Sure, it will definitely be hurting later if it isn't already, but I was just testing my pants, on purpose.


----------



## reset (Apr 13, 2013)

Be careful out there guys. Falling can have serious consequences. I fell about 10 feet off my semi trailer on my head and then my back last Feb. What with concussion etc its no fun. Im told i will always have some repercussions from that fall. Pinched nerves in neck which cause dizzy spells and head aches, ringing ears and more. I consider myself very blessed to have survived it especially as i was 67 years old back when that happened.

I lay there a long time, there was no one around. I was unable to move i tried and it was -28 F out. I remember thinking i should just close my eyes it would not be a bad way to go as i was feeling no pain at the time. There were wild life mostly Coyotes out there though. I didnt fancy them getting me before i died. Funny what all you think of in those moments. In case your wondering,i was at a dump site at 1:30 in the morning on my then partime semi retirement trucking run, hauling recycled poop. No one woulda found me till morning.

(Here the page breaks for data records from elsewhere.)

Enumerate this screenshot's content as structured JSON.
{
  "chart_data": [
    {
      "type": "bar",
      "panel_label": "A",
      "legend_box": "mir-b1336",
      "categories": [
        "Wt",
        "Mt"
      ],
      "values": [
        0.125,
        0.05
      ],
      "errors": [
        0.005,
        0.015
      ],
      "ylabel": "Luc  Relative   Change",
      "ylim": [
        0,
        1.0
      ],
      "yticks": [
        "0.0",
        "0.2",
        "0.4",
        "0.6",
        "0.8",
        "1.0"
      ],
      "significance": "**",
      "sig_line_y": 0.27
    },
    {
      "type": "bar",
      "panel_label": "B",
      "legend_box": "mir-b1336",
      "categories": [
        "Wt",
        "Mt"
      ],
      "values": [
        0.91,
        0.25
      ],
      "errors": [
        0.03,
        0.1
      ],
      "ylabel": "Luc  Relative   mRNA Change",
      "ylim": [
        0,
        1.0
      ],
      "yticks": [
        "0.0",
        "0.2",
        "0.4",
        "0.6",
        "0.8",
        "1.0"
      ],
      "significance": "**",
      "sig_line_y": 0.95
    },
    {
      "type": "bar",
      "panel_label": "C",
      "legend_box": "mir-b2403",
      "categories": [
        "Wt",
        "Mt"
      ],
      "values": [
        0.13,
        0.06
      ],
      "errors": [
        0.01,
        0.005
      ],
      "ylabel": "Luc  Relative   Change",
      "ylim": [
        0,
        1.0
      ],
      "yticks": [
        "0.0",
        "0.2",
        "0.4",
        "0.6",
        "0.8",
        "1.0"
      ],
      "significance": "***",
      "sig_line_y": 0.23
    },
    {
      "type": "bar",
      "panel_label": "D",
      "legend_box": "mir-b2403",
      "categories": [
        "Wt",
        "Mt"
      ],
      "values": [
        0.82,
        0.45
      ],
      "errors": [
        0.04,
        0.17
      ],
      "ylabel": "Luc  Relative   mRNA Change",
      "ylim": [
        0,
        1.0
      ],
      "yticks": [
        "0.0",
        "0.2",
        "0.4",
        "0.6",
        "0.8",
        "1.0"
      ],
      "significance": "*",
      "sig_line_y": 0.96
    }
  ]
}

Of course im retired now. I dont remember getting up but i do remember one minute im down and the next im standing by my truck. I believe GOD got me up, i could barely move even after standing there for a bit. Anyway my long winded way of saying be careful of falling it can have nasty results particularly as you get older. I still need some once monthly therapy for my back and shoulders cause of the whip lash damage etc.


----------